Les discussions [aux Conférences Macy] étaient intéressantes, et, à vrai dire, nous avons appris plus ou moins à parler le langage des uns et des autres, mais d'importants obstacles demeuraient sur la voie d'une compréhension complète. Ces difficultés sémantiques résidaient dans le fait que, dans l'ensemble, aucun langage ne peut se substituer à la précision des mathématiques, et qu'une grande part du vocabulaire des sciences sociales est et doit être consacrée à dire des choses que l'on ne sait pas encore exprimer en termes mathématiques. En effet, j'ai réalisé alors, comme en de nombreuses autres occasions, que l'un des principaux devoirs du mathématicien en tant que conseiller scientifique auprès de domaines moins précis est de décourager ces derniers de trop espérer des mathématiques. [...] Ainsi, alors même que nous étions convaincus que les mêmes modes de pensée traversent les problèmes de communication — qu'ils soient sociaux, physiologiques ou mécaniques —, c'était le mathématicien, plus que les physiologistes ou les sociologues, qui devait refroidir les surestimations quant aux possibilités précises offertes par les mathématiques dans ces autres domaines.
Si les sciences sociales sont à la fois concernées mais pas prêtes pour la modélisation cybernétique, comme on le voit ici ; si pas de mathématisation vaut mieux que de faire illusion avec des outils inadaptés, ainsi que Wiener n'a pas de mots assez durs pour le reprocher aux économistes1 ; et si, enfin, l'absence de mathématiques est synonyme de métaphysique 2, alors, du point de vue même de Wiener, cela condamne la cybernétique, au moins pour un certain temps, à comporter une part intrinsèque de « métaphysique ».
La frontière de la mathématisation des phénomènes n'a cessé d'être repoussée au fil du temps, dans toutes les directions, défiant chaque fois un interdit dont la formulation la plus significative est sans doute la doctrine aristotélicienne de la metabasis, régissant les emprunts méthodologiques entre disciplines, et que les médiévaux avaient dû outrepasser pour quantifier les qualités. Wiener ne fait que repousser un peu plus loin pour d'autres la limite qu'il a lui-même franchie. Il n'y a aucune raison d'imaginer que cette frontière restera statique à son tour, pour le meilleur et pour le pire.

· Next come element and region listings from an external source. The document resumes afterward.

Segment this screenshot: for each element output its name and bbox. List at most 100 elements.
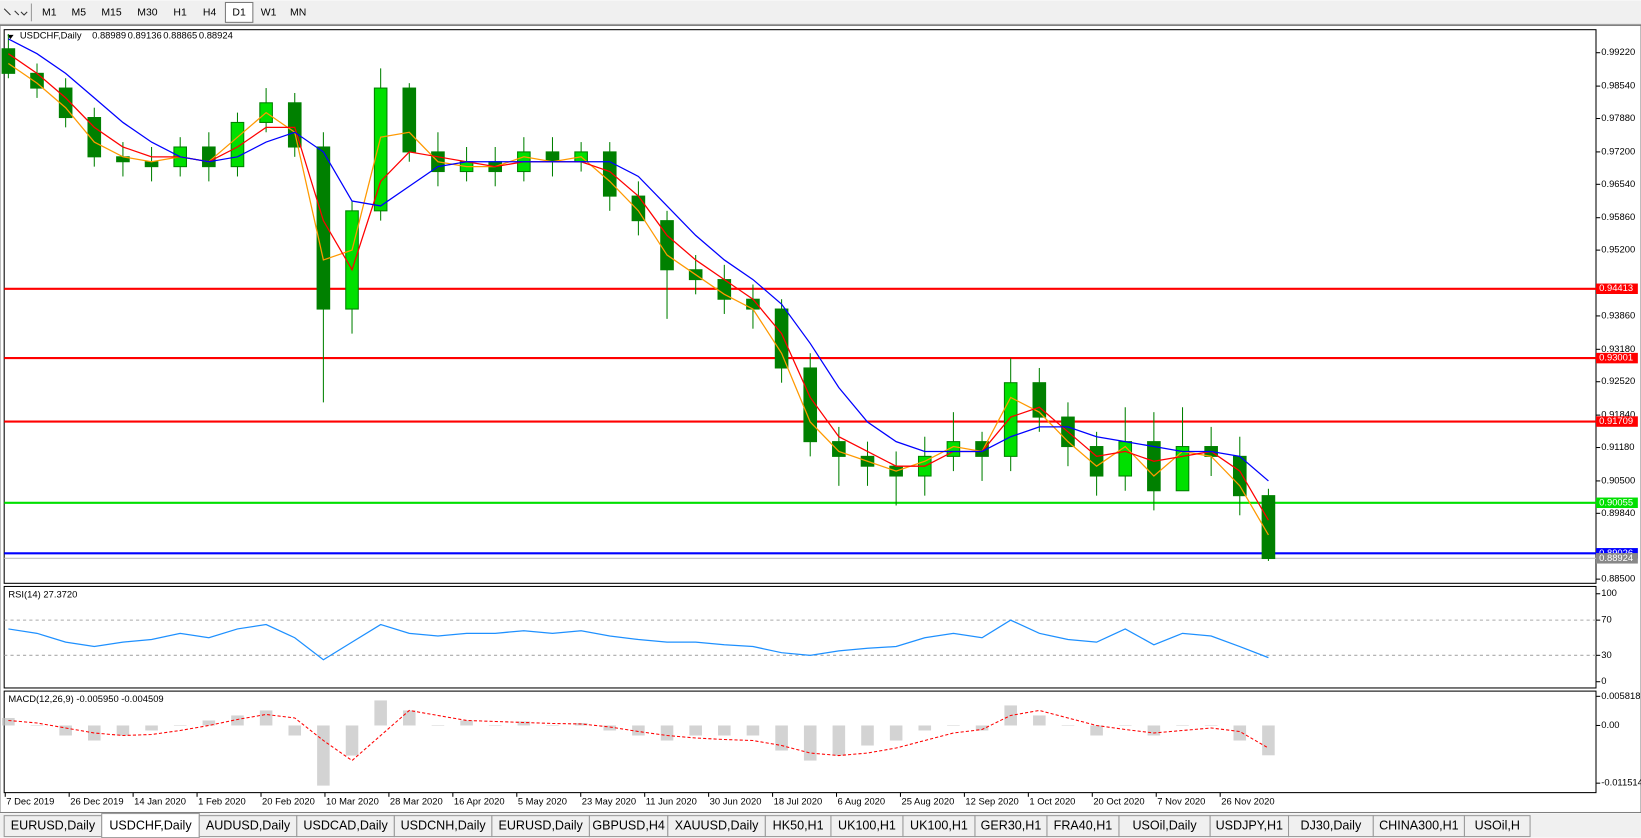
tab-label[interactable]: USOil,H bbox=[1475, 818, 1520, 832]
level-label-bg bbox=[1595, 497, 1638, 509]
level-label: 0.91709 bbox=[1599, 415, 1633, 426]
macd-bar bbox=[1262, 725, 1275, 756]
timeframe-button[interactable]: MN bbox=[290, 8, 306, 19]
y-tick-label: 0.91180 bbox=[1601, 441, 1634, 452]
timeframe-button[interactable]: H4 bbox=[203, 8, 217, 19]
tab-label[interactable]: CHINA300,H1 bbox=[1379, 818, 1459, 832]
moving-average bbox=[8, 38, 1269, 482]
y-tick-label: 0.95200 bbox=[1601, 244, 1635, 255]
level-label-bg bbox=[1595, 352, 1638, 364]
macd-bar bbox=[632, 725, 645, 736]
rsi-line bbox=[8, 619, 1269, 661]
candle-body bbox=[660, 220, 674, 271]
moving-average bbox=[8, 53, 1269, 521]
tab-label[interactable]: USDCNH,Daily bbox=[401, 818, 487, 832]
tab-label[interactable]: GBPUSD,H4 bbox=[592, 818, 665, 832]
tab-label[interactable]: EURUSD,Daily bbox=[498, 818, 583, 832]
macd-bar bbox=[718, 725, 731, 736]
candle-body bbox=[1232, 455, 1247, 497]
candle-body bbox=[316, 146, 331, 310]
macd-bar bbox=[202, 720, 216, 726]
x-tick-label: 25 Aug 2020 bbox=[902, 796, 955, 807]
x-tick-label: 5 May 2020 bbox=[518, 796, 567, 807]
tab-label[interactable]: USDCHF,Daily bbox=[109, 818, 192, 832]
x-tick-label: 26 Nov 2020 bbox=[1221, 796, 1274, 807]
tab-label[interactable]: USDJPY,H1 bbox=[1216, 818, 1283, 832]
macd-bar bbox=[546, 725, 559, 727]
x-tick-label: 12 Sep 2020 bbox=[965, 796, 1018, 807]
level-label: 0.90055 bbox=[1599, 496, 1633, 507]
macd-bar bbox=[832, 725, 846, 756]
ohlc-value: 0.88924 bbox=[199, 29, 233, 40]
y-tick-label: 0.99220 bbox=[1601, 46, 1635, 57]
x-tick-label: 20 Feb 2020 bbox=[262, 796, 315, 807]
ohlc-value: 0.89136 bbox=[128, 29, 162, 40]
candle-body bbox=[1175, 446, 1190, 492]
indicator-title: RSI(14) 27.3720 bbox=[8, 588, 77, 599]
y-tick-label: 0.88500 bbox=[1601, 573, 1635, 584]
macd-bar bbox=[517, 721, 531, 726]
x-tick-label: 20 Oct 2020 bbox=[1093, 796, 1144, 807]
timeframe-button[interactable]: M5 bbox=[72, 8, 87, 19]
signal-line bbox=[8, 709, 1269, 762]
y-tick-label: 0.96540 bbox=[1601, 178, 1635, 189]
candle-body bbox=[602, 151, 617, 197]
tab-label[interactable]: USDCAD,Daily bbox=[303, 818, 388, 832]
y-tick-label: -0.011514 bbox=[1601, 777, 1641, 788]
candle-body bbox=[402, 87, 417, 153]
macd-bar bbox=[317, 725, 330, 786]
candle-body bbox=[1, 48, 16, 74]
candle-body bbox=[1003, 382, 1018, 457]
timeframe-button[interactable]: M15 bbox=[101, 8, 122, 19]
toolbar-icon[interactable] bbox=[3, 8, 28, 16]
x-tick-label: 14 Jan 2020 bbox=[134, 796, 186, 807]
timeframe-button[interactable]: M1 bbox=[42, 8, 57, 19]
tab-label[interactable]: AUDUSD,Daily bbox=[206, 818, 291, 832]
moving-average bbox=[8, 62, 1269, 536]
timeframe-button[interactable]: H1 bbox=[173, 8, 187, 19]
tab-label[interactable]: UK100,H1 bbox=[910, 818, 968, 832]
candle-body bbox=[1089, 446, 1104, 477]
y-tick-label: 0.92520 bbox=[1601, 375, 1635, 386]
tab-label[interactable]: EURUSD,Daily bbox=[11, 818, 96, 832]
macd-bar bbox=[1061, 725, 1075, 727]
tab-label[interactable]: USOil,Daily bbox=[1132, 818, 1197, 832]
x-tick-label: 6 Aug 2020 bbox=[838, 796, 886, 807]
candle-body bbox=[373, 87, 388, 212]
macd-bar bbox=[975, 725, 989, 731]
x-tick-label: 1 Feb 2020 bbox=[198, 796, 246, 807]
tab-label[interactable]: UK100,H1 bbox=[838, 818, 896, 832]
chart-title: USDCHF,Daily bbox=[20, 29, 82, 40]
macd-bar bbox=[1147, 725, 1161, 736]
tab-label[interactable]: FRA40,H1 bbox=[1054, 818, 1113, 832]
macd-panel bbox=[3, 690, 1597, 794]
timeframe-button[interactable]: W1 bbox=[261, 8, 277, 19]
macd-bar bbox=[1033, 715, 1046, 726]
macd-bar bbox=[259, 710, 273, 726]
candle-body bbox=[803, 367, 818, 443]
macd-bar bbox=[1176, 725, 1189, 727]
y-tick-label: 0.97200 bbox=[1601, 145, 1635, 156]
timeframe-button[interactable]: M30 bbox=[137, 8, 158, 19]
candle-body bbox=[1261, 495, 1276, 560]
level-label: 0.94413 bbox=[1599, 282, 1633, 293]
candle-body bbox=[1147, 441, 1161, 492]
tab-label[interactable]: GER30,H1 bbox=[981, 818, 1042, 832]
tab-label[interactable]: XAUUSD,Daily bbox=[675, 818, 759, 832]
y-tick-label: 0 bbox=[1601, 675, 1606, 686]
y-tick-label: 0.90500 bbox=[1601, 474, 1635, 485]
candle-body bbox=[545, 151, 560, 163]
current-price-bg bbox=[1595, 553, 1638, 564]
tab[interactable] bbox=[1463, 815, 1531, 838]
macd-bar bbox=[803, 725, 817, 761]
tab-label[interactable]: DJ30,Daily bbox=[1301, 818, 1362, 832]
macd-bar bbox=[889, 725, 903, 741]
candle-body bbox=[144, 161, 159, 168]
macd-bar bbox=[403, 710, 416, 726]
y-tick-label: 0.95860 bbox=[1601, 211, 1635, 222]
tab-label[interactable]: HK50,H1 bbox=[773, 818, 824, 832]
macd-bar bbox=[775, 725, 788, 751]
y-tick-label: 0.005818 bbox=[1601, 690, 1640, 701]
timeframe-button[interactable]: D1 bbox=[232, 8, 246, 19]
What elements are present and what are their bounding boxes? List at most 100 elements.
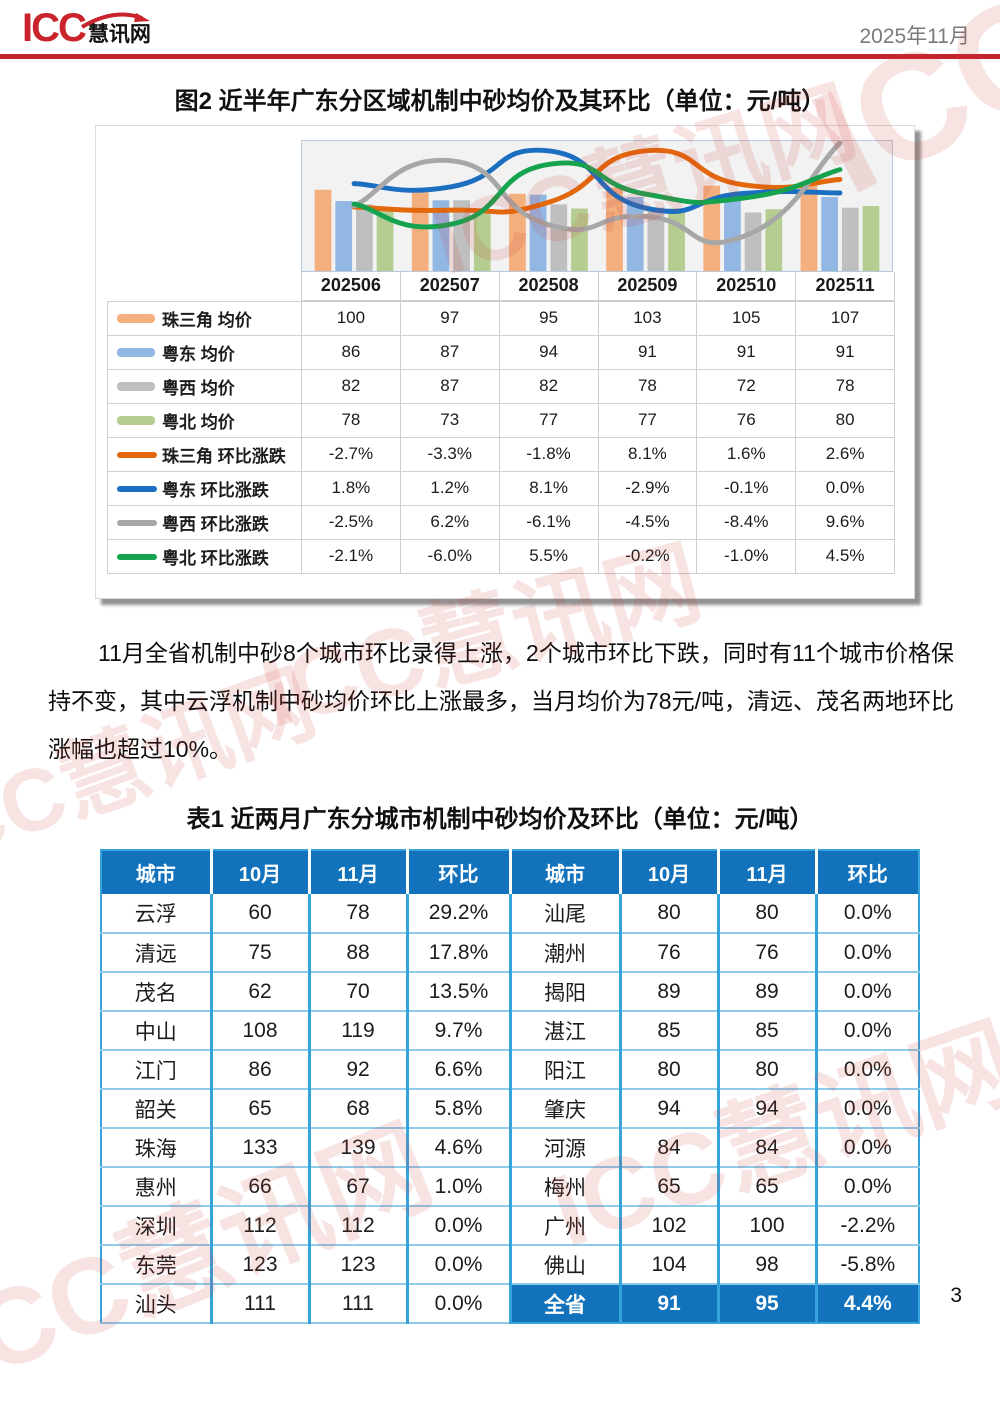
- nov-value: 100: [718, 1206, 818, 1246]
- series-value: 103: [598, 302, 697, 335]
- line-swatch-icon: [117, 451, 157, 458]
- bar-swatch-icon: [117, 348, 155, 357]
- x-axis-label: 202506: [302, 272, 400, 300]
- bar-swatch-icon: [117, 416, 155, 425]
- oct-value: 102: [620, 1206, 720, 1246]
- series-value: -2.9%: [598, 472, 697, 505]
- pct-value: 0.0%: [816, 972, 919, 1012]
- pct-value: 4.4%: [816, 1284, 919, 1323]
- x-axis-label: 202509: [598, 272, 697, 300]
- x-axis-label: 202508: [499, 272, 598, 300]
- series-name: 粤北 均价: [162, 413, 235, 432]
- nov-value: 84: [718, 1128, 818, 1168]
- issue-date: 2025年11月: [859, 25, 970, 48]
- series-name: 粤西 环比涨跌: [162, 515, 269, 534]
- series-value: 72: [697, 370, 796, 403]
- oct-value: 104: [620, 1245, 720, 1285]
- city-cell: 潮州: [510, 933, 622, 973]
- series-value: -1.8%: [499, 438, 598, 471]
- series-name: 珠三角 均价: [162, 311, 252, 330]
- table1-header-cell: 11月: [309, 850, 409, 894]
- series-value: -1.0%: [697, 540, 796, 573]
- header-rule: [0, 54, 1000, 59]
- nov-value: 76: [718, 933, 818, 973]
- table-row: 汕头 111 111 0.0% 全省 91 95 4.4%: [101, 1284, 919, 1324]
- table1-header-row: 城市 10月 11月 环比 城市 10月 11月 环比: [101, 850, 919, 894]
- series-value: 105: [697, 302, 796, 335]
- oct-value: 66: [211, 1167, 311, 1207]
- pct-value: 0.0%: [816, 1050, 919, 1090]
- series-value: 8.1%: [598, 438, 697, 471]
- bar-粤东 均价: [529, 194, 547, 271]
- icc-logo: ICC 慧讯网: [22, 8, 151, 48]
- pct-value: 6.6%: [407, 1050, 512, 1090]
- line-swatch-icon: [117, 519, 157, 526]
- table-row: 东莞 123 123 0.0% 佛山 104 98 -5.8%: [101, 1245, 919, 1285]
- table1-title: 表1 近两月广东分城市机制中砂均价及环比（单位：元/吨）: [186, 806, 814, 833]
- series-name: 粤西 均价: [162, 379, 235, 398]
- city-cell: 惠州: [101, 1167, 213, 1207]
- table1-header-cell: 环比: [407, 850, 512, 894]
- bar-粤北 均价: [473, 211, 491, 271]
- oct-value: 80: [620, 1050, 720, 1090]
- pct-value: 4.6%: [407, 1128, 512, 1168]
- oct-value: 112: [211, 1206, 311, 1246]
- series-value: 107: [796, 302, 894, 335]
- series-value: -2.1%: [302, 540, 400, 573]
- series-value: 77: [499, 404, 598, 437]
- x-axis-label: 202511: [796, 272, 894, 300]
- bar-粤北 均价: [668, 208, 685, 271]
- series-value: 87: [400, 370, 499, 403]
- city-cell: 阳江: [510, 1050, 622, 1090]
- combo-chart: [301, 140, 893, 272]
- pct-value: 0.0%: [407, 1284, 512, 1324]
- series-value: 94: [499, 336, 598, 369]
- bar-珠三角 均价: [411, 192, 429, 271]
- oct-value: 75: [211, 933, 311, 973]
- nov-value: 123: [309, 1245, 409, 1285]
- pct-value: 0.0%: [816, 933, 919, 973]
- page-number: 3: [950, 1284, 962, 1307]
- table1-header-cell: 环比: [816, 850, 919, 894]
- series-value: -0.1%: [697, 472, 796, 505]
- city-cell: 清远: [101, 933, 213, 973]
- series-value: -0.2%: [598, 540, 697, 573]
- series-value: 82: [499, 370, 598, 403]
- oct-value: 60: [211, 894, 311, 934]
- nov-value: 111: [309, 1284, 409, 1324]
- city-cell: 深圳: [101, 1206, 213, 1246]
- table-row: 江门 86 92 6.6% 阳江 80 80 0.0%: [101, 1050, 919, 1090]
- chart-plot-area: [301, 140, 895, 272]
- oct-value: 65: [211, 1089, 311, 1129]
- series-value: 91: [796, 336, 894, 369]
- bar-粤北 均价: [571, 208, 588, 271]
- logo-cn-text: 慧讯网: [87, 23, 151, 46]
- bar-粤西 均价: [356, 204, 373, 271]
- nov-value: 78: [309, 894, 409, 934]
- pct-value: 29.2%: [407, 894, 512, 934]
- bar-珠三角 均价: [800, 184, 818, 271]
- series-value: 77: [598, 404, 697, 437]
- series-value: 76: [697, 404, 796, 437]
- pct-value: 5.8%: [407, 1089, 512, 1129]
- city-cell: 汕头: [101, 1284, 213, 1324]
- series-value: 6.2%: [400, 506, 499, 539]
- nov-value: 67: [309, 1167, 409, 1207]
- figure2-chart-panel: 202506 202507 202508 202509 202510 202511 珠三角…: [95, 125, 915, 599]
- legend-label: 粤北 均价: [108, 404, 301, 437]
- bar-粤北 均价: [862, 206, 880, 271]
- series-value: 2.6%: [796, 438, 894, 471]
- series-value: -3.3%: [400, 438, 499, 471]
- series-value: 91: [697, 336, 796, 369]
- table-row: 云浮 60 78 29.2% 汕尾 80 80 0.0%: [101, 894, 919, 934]
- bar-粤东 均价: [724, 197, 741, 271]
- oct-value: 65: [620, 1167, 720, 1207]
- oct-value: 133: [211, 1128, 311, 1168]
- series-name: 珠三角 环比涨跌: [162, 447, 286, 466]
- table1: 城市 10月 11月 环比 城市 10月 11月 环比 云浮 60 78 29.2% 汕尾 80 80 0.…: [100, 849, 920, 1324]
- series-value: 1.8%: [302, 472, 400, 505]
- series-value: 78: [796, 370, 894, 403]
- oct-value: 86: [211, 1050, 311, 1090]
- x-axis-label: 202510: [697, 272, 796, 300]
- pct-value: 0.0%: [816, 894, 919, 934]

Comme on peut s'y attendre, c'est en économie que les modèles de rétroaction les plus formalisés se sont développés, au sein de différentes niches (Herbert Simon les introduisait en théorie de la firme, en Grande-Bretagne une première génération de modèles donnait une réinterprétation dynamique de la macroéconomie keynésienne, tandis qu'à l'Est, c'est la théorie marxiste de la valeur qui était reformulée par Oskar Lange), et avec des destins variables. Les acteurs de ces premières explorations ne se sont pas tous réclamés de la cybernétique, ces propositions ayant parfois essaimé indépendamment, sous d'autres noms, et sous une forme plus opérationnelle (comme la « Dynamique industrielle » de J. W. Forrester), ou bien au contraire en intégrant la cybernétique dans un conglomérat plus large mais pas toujours plus précis, comme les Behavioral sciences. En sociologie, les modèles cybernétiques ont connu des développements incessants, à commencer par le monument théorique qu'est l'oeuvre de Talcott Parsons, ainsi que son élève Niklas Luhmann. Il faut mentionner également l'oeuvre de Karl Deutsch en sciences politiques, qui est une théorie des relations internationales basée directement sur les idées de Wiener concernant le rôle de la communication dans la cohésion des communautés, et qui a inspiré notamment la pensée de l'intégration européenne.
1. « Tout comme certains peuples primitifs adoptent des styles occidentaux en matière vestimentaire ou parlementaire, à partir d'un vague sentiment que ces rites ou ces vêtements magiques vont les mettre au niveau de la technique et de la culture modernes, les économistes ont pris l'habitude d'habiller leurs idées souvent imprécises avec le langage du calcul infinitésimal. [...] le jeu économique est un jeu dans lequel les règles subissent d'importantes modifications à peu près, disons, tous les dix ans, et qui ressemble en cela à la partie de croquet dans Alice au pays des merveilles. Assigner ce qui prétend être des valeurs précises à des quantités si essentiellement vagues n'est ni utile ni honnête, et toute prétention à appliquer des formules précises à ces quantités si mal définies n'est qu'un trompe-l'oeil et une perte de temps » (God and Golem, Inc., p. 89-91). Wiener mentionne toutefois les travaux de Benoît Mandelbrot comme sortant du lot.
2. « La métaphysique pour moi est la matrice de la pensée scientifique où les idées ne peuvent pas encore supporter le symbolisme précis des mathématiques et doivent être exprimées par des mots » (Atomes, sept. 1951, p. 292).